EGEE 102
Energy Conservation and Environmental Protection

Types of Water Heaters: Solar Water Heaters


An estimated one million residential and 200,000 commercial solar water-heating systems have been installed in the United States. Although there are a large number of different types of solar water-heating systems, the basic technology is very simple.

Sunlight strikes and heats an "absorber" surface within a "solar collector" or an actual storage tank. These roof-mounted solar heaters supply about 80% of the hot water for the home. Either a heat-transfer fluid or the actual potable water to be used flows through tubes attached to the absorber and picks up the heat from it. (Systems with a separate heat-transfer-fluid loop include a heat exchanger that then heats the potable water.) The heated water is stored in a separate preheat tank or a conventional water heater tank until needed.

If additional heat is needed, it is provided by electricity or fossil-fuel energy by the conventional water-heating system.

A roof mounted solar water heater.
A roof mounted solar water heater.

How a Solar Water Heater Works

Click the “play” button to see how a solar water heater operates.

By reducing the amount of heat that must be provided by conventional water heating, solar water-heating systems directly substitute renewable energy for conventional energy, reducing the use of electricity or fossil fuels by as much as 80%.

Today's solar water-heating systems are proven reliable when correctly matched to climate and load. The current market consists of a relatively small number of manufacturers and installers that provide reliable equipment and quality system design.

A quality assurance and performance-rating program for solar water-heating systems, instituted by a voluntary association of the solar industry and various consumer groups, makes it easier to select reliable equipment with confidence.

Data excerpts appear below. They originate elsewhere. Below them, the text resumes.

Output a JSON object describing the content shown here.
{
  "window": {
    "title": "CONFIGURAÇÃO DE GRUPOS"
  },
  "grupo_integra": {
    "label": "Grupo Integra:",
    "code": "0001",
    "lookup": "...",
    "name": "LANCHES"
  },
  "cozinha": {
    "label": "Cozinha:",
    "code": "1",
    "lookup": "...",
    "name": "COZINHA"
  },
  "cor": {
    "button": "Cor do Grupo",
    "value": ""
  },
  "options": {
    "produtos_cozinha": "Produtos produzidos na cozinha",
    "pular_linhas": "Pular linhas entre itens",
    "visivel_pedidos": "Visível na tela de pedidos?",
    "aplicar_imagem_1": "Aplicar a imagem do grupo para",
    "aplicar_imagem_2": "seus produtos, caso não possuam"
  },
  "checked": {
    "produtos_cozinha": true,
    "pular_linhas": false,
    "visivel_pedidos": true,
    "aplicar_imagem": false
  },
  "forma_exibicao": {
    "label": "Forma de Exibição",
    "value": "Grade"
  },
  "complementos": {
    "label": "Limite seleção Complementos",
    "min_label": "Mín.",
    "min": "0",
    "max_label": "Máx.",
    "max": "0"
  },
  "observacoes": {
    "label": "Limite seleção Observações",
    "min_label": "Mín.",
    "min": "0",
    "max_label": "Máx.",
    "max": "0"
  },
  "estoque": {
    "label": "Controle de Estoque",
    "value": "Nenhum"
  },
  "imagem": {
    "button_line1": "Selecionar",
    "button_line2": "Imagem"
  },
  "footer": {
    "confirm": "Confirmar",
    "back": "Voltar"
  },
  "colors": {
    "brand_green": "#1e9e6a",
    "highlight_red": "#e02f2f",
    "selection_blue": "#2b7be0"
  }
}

Building owners should investigate installing solar hot water-heating systems to reduce energy use. However, before sizing a solar system, water-use reduction strategies should be put into practice.

Types of Solar Hot Water Heaters

There are five types of solar hot water systems:

  • Thermosiphon Systems. These systems heat water or an antifreeze fluid, such as glycol. The fluid rises by natural convection from collectors to the storage tank, which is placed at a higher level. No pumps are required. In thermosiphon systems, fluid movement, and therefore heat transfer, increases with temperature, so these systems are most efficient in areas with high levels of solar radiation.
  • Direct-Circulation Systems. These systems pump water from storage to collectors during sunny hours. Freeze protection is obtained by recirculating hot water from the storage tank, or by flushing the collectors (drain-down). Since the recirculation system increases energy use, while flushing reduces the hours of operation, direct-circulation systems are used only in areas where freezing temperatures are infrequent.
  • Drain-Down Systems. These systems are generally indirect water-heating systems. Treated or untreated water is circulated through a closed loop, and heat is transferred to potable water through a heat exchanger. When no solar heat is available, the collector fluid is drained by gravity to avoid freezing and convection loops in which cool collector water reduces the temperature of the stored water.
  • Indirect Water-Heating Systems. In these systems, freeze-protected fluid is circulated through a closed loop and its heat is transferred to potable water through a heat exchanger with 80 to 90 percent efficiency. The most commonly used fluids for freeze protection are water-ethylene glycol solutions and water-propylene glycol solutions.
  • Air Systems. In this indirect system, the collectors heat the air, which is moved by a fan through an air-to-water heat exchanger. The water is then used for domestic or service needs. The efficiency of the heat exchanger is in the 50% range.

Direct-circulation, thermosiphon, or pump-activated systems require higher maintenance in freezing climates. For most of the United States, indirect air and water systems are the most appropriate. Air solar systems, while not as efficient as water systems, should be considered if maintenance is a primary concern since they do not leak or burst.